Le DoDSR n’a pas été en mesure d’attribuer un témoin de la maladie correspondant pour un cas. Les échantillons de sérum pour un second contrôle de la maladie ont été accidentellement détruits à Quest, laissant deux sujets de contrôle de la maladie en moins pour l’analyse de toute la période précédant le diagnostic. Tous les sujets n’avaient pas d’échantillons disponibles pour chaque période de sous-groupe. Si plusieurs échantillons de sérum étaient présents pour un sujet dans une période d’analyse de sous-groupe spécifique, le niveau d’anticorps le plus élevé a dicté l’attribution du groupe. Seuls 20 sujets de l’étude disposaient de plusieurs échantillons de sérum pour évaluer l’évolution des taux de MPO-ANCA dans le temps. L’élévation antérieure du MPO-ANCA par rapport au dsDNAab ou à la CRP n’a été établie que pour les patients présentant une élévation initiale claire du biomarqueur. Si les deux sont devenus élevés dans le même échantillon ou si aucun n’était élevé dans un échantillon avant le diagnostic, aucune élévation antécédente n’a été déterminée.
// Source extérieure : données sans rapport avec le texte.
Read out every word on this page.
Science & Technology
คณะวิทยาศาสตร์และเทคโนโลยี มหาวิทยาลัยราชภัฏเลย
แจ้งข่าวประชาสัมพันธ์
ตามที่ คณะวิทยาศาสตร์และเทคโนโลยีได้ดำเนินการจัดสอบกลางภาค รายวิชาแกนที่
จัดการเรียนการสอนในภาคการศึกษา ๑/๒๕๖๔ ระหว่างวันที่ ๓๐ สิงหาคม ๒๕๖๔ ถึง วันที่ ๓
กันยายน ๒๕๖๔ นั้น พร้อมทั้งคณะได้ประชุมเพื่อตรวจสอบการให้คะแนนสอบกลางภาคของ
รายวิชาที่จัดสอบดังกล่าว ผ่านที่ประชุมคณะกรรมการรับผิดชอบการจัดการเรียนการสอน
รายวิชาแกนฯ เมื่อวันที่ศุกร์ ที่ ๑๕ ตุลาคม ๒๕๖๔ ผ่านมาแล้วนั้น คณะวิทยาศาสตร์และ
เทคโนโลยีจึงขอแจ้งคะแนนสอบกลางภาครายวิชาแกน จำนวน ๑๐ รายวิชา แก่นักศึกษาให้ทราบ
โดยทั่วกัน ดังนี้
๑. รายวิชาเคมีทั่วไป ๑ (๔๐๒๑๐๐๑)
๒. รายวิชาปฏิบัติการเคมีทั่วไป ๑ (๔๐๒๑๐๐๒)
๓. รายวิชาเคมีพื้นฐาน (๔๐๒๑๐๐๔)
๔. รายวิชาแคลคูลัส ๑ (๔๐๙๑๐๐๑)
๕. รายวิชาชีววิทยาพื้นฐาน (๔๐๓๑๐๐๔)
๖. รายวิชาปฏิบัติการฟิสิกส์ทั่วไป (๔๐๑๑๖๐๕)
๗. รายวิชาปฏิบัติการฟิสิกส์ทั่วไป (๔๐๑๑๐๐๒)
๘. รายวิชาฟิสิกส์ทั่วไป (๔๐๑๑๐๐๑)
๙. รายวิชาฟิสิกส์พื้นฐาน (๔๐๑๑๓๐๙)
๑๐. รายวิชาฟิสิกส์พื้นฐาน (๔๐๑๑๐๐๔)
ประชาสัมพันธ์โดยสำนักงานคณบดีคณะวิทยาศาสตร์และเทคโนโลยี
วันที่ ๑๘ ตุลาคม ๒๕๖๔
Cette étude a été approuvée par le comité d’utilisation humaine du Walter Reed National Military Medical Center et le consentement éclairé a été supprimé.

3. Résultats

3.1. Données démographiques

Comme indiqué précédemment, cette population d’étude était composée principalement de femmes afro-américaines de moins de 40 ans. Les atteintes articulaires, hématologiques et dermatologiques étaient les plus fréquentes (tableau 1). Seuls trois des patients de l’étude avaient des analyses ANCA au moment du diagnostic et toutes étaient négatives. La majorité des sujets atteints de PLN présentaient un taux élevé d’ADNdb, une hématurie et/ou une protéinurie, et un LN de classe IV de l’OMS sur la biopsie au moment du diagnostic (tableau 1). Il n’y avait pas de différence statistiquement significative d’atteinte articulaire, cutanée, cardiaque, pulmonaire ou hématologique entre le groupe PLN et le groupe de contrôle du LED sans maladie LN (tableau 1).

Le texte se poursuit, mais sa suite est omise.